Could someone explain how the Cover
column in the xgboost
R package is calculated in the xgb.model.dt.tree
function?
In the documentation it says that Cover "is a metric to measure the number of observations affected by the split".
When you run the following code, given in the xgboost
documentation for this function, Cover
for node 0 of tree 0 is 1628.2500.
data(agaricus.train, package='xgboost')
#Both dataset are list with two items, a sparse matrix and labels
#(labels = outcome column which will be learned).
#Each column of the sparse Matrix is a feature in one hot encoding format.
train <- agaricus.train
bst <- xgboost(data = train$data, label = train$label, max.depth = 2,
eta = 1, nthread = 2, nround = 2,objective = "binary:logistic")

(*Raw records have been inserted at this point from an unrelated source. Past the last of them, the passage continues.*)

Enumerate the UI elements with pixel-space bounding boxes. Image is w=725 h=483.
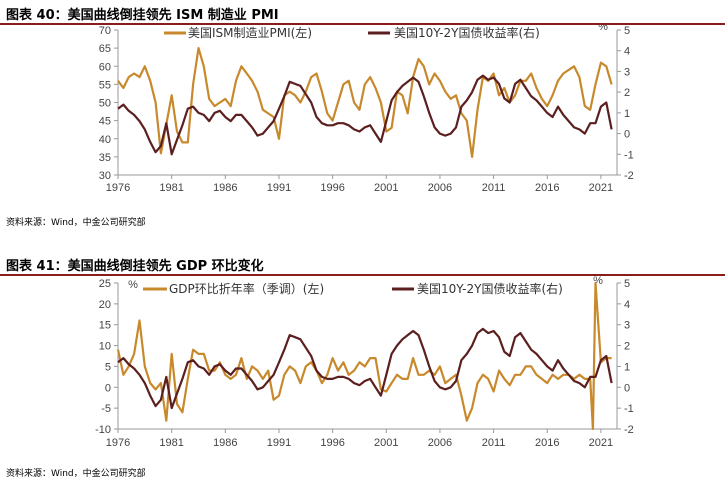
left-y-tick-label: 20 xyxy=(99,299,111,311)
x-tick-label: 1986 xyxy=(213,437,237,449)
x-tick-label: 2016 xyxy=(535,437,559,449)
x-tick-label: 2006 xyxy=(428,182,452,194)
left-y-tick-label: 45 xyxy=(99,116,111,128)
left-y-tick-label: 25 xyxy=(99,278,111,290)
x-tick-label: 1991 xyxy=(267,437,291,449)
right-y-tick-label: 1 xyxy=(624,108,630,120)
figure-40-title-rule xyxy=(0,23,725,25)
legend-label: 美国10Y-2Y国债收益率(右) xyxy=(417,281,563,296)
right-y-tick-label: 4 xyxy=(624,46,630,58)
x-tick-label: 1991 xyxy=(267,182,291,194)
x-tick-label: 1981 xyxy=(159,182,183,194)
left-y-tick-label: 0 xyxy=(105,382,111,394)
x-tick-label: 2016 xyxy=(535,182,559,194)
right-y-tick-label: 0 xyxy=(624,129,630,141)
x-tick-label: 2021 xyxy=(589,182,613,194)
left-y-tick-label: 30 xyxy=(99,170,111,182)
x-tick-label: 1986 xyxy=(213,182,237,194)
x-tick-label: 2011 xyxy=(482,182,506,194)
left-y-tick-label: 65 xyxy=(99,43,111,55)
left-y-tick-label: 60 xyxy=(99,61,111,73)
left-y-tick-label: 10 xyxy=(99,341,111,353)
right-y-tick-label: -2 xyxy=(624,170,634,182)
right-y-tick-label: 1 xyxy=(624,361,630,373)
left-y-tick-label: -5 xyxy=(101,403,111,415)
x-tick-label: 2021 xyxy=(589,437,613,449)
right-y-tick-label: -2 xyxy=(624,424,634,436)
figure-40-title: 图表 40：美国曲线倒挂领先 ISM 制造业 PMI xyxy=(6,8,279,23)
x-tick-label: 2006 xyxy=(428,437,452,449)
figure-40-source: 资料来源：Wind，中金公司研究部 xyxy=(6,218,146,228)
left-y-tick-label: 35 xyxy=(99,152,111,164)
left-axis-unit-label: % xyxy=(128,279,138,291)
right-y-tick-label: 4 xyxy=(624,299,630,311)
right-y-tick-label: 3 xyxy=(624,320,630,332)
x-tick-label: 1976 xyxy=(106,182,130,194)
right-y-tick-label: -1 xyxy=(624,403,634,415)
x-tick-label: 2001 xyxy=(374,437,398,449)
right-y-tick-label: 2 xyxy=(624,87,630,99)
legend-label: 美国ISM制造业PMI(左) xyxy=(188,25,312,40)
left-series-line xyxy=(117,47,613,158)
right-y-tick-label: 2 xyxy=(624,341,630,353)
figure-41-title-rule xyxy=(0,274,725,276)
x-tick-label: 1981 xyxy=(159,437,183,449)
right-y-tick-label: 3 xyxy=(624,66,630,78)
right-series-line xyxy=(117,327,613,410)
x-tick-label: 1976 xyxy=(106,437,130,449)
figure-41-title: 图表 41：美国曲线倒挂领先 GDP 环比变化 xyxy=(6,259,264,274)
left-y-tick-label: 70 xyxy=(99,25,111,37)
left-y-tick-label: 55 xyxy=(99,79,111,91)
left-y-tick-label: 5 xyxy=(105,361,111,373)
left-y-tick-label: 40 xyxy=(99,134,111,146)
right-y-tick-label: -1 xyxy=(624,149,634,161)
legend-label: GDP环比折年率（季调）(左) xyxy=(169,281,324,296)
x-tick-label: 1996 xyxy=(320,182,344,194)
right-y-tick-label: 5 xyxy=(624,278,630,290)
x-tick-label: 1996 xyxy=(320,437,344,449)
right-y-tick-label: 5 xyxy=(624,25,630,37)
left-series-line xyxy=(116,281,612,431)
left-y-tick-label: 50 xyxy=(99,98,111,110)
left-y-tick-label: 15 xyxy=(99,320,111,332)
right-axis-unit-label: % xyxy=(598,25,608,33)
figure-41-source: 资料来源：Wind，中金公司研究部 xyxy=(6,469,146,479)
right-axis-unit-label: % xyxy=(593,276,603,287)
legend-label: 美国10Y-2Y国债收益率(右) xyxy=(394,25,540,40)
x-tick-label: 2011 xyxy=(482,437,506,449)
left-y-tick-label: -10 xyxy=(95,424,111,436)
right-series-line xyxy=(117,74,613,156)
right-y-tick-label: 0 xyxy=(624,382,630,394)
x-tick-label: 2001 xyxy=(374,182,398,194)
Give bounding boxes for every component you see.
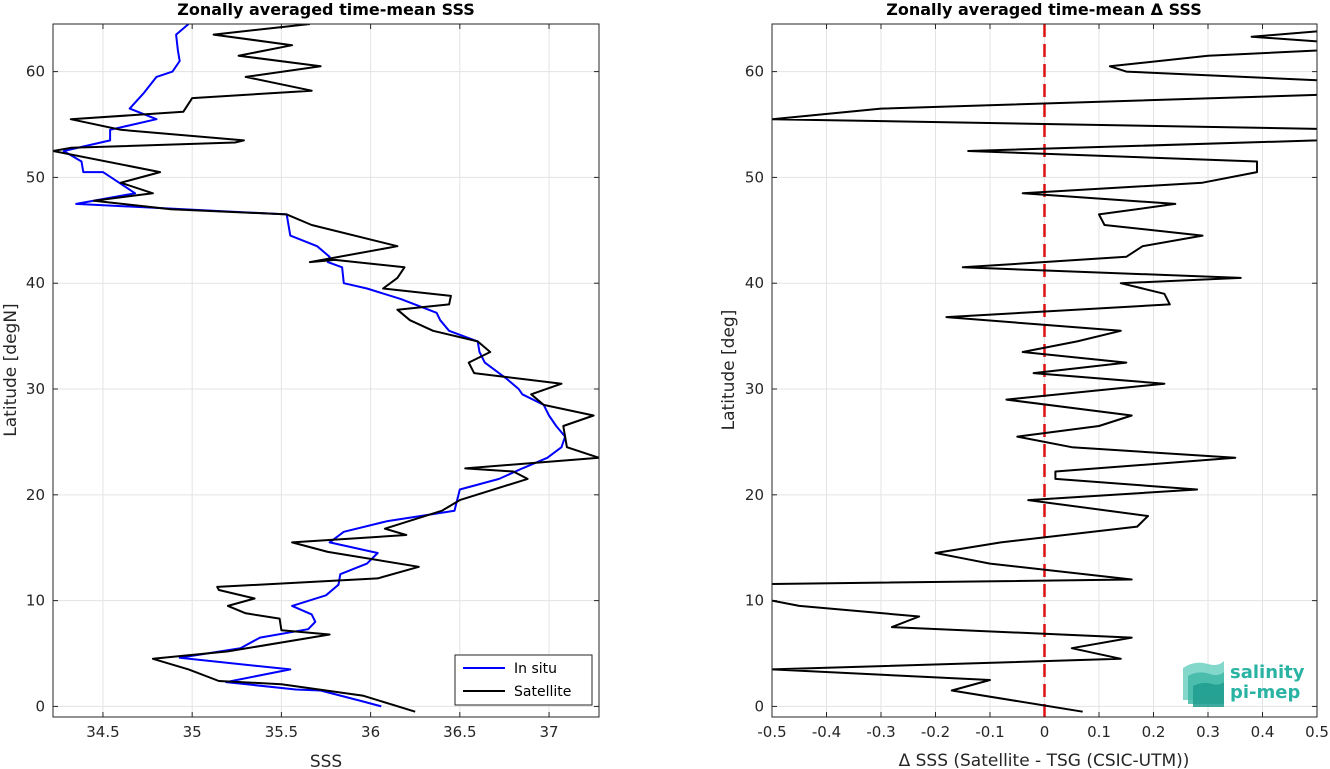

#agaricus.test$data@Dimnames[[2]] represents the column names of the sparse matrix.
xgb.model.dt.tree(agaricus.train$data@Dimnames[[2]], model = bst)
There are 6513 observations in the train dataset, so can anyone explain why Cover
for node 0 of tree 0 is a quarter of this number (1628.25)?
Also, Cover
for the node 1 of tree 1 is 788.852 - how is this number calculated?
Any help would be much appreciated. Thanks.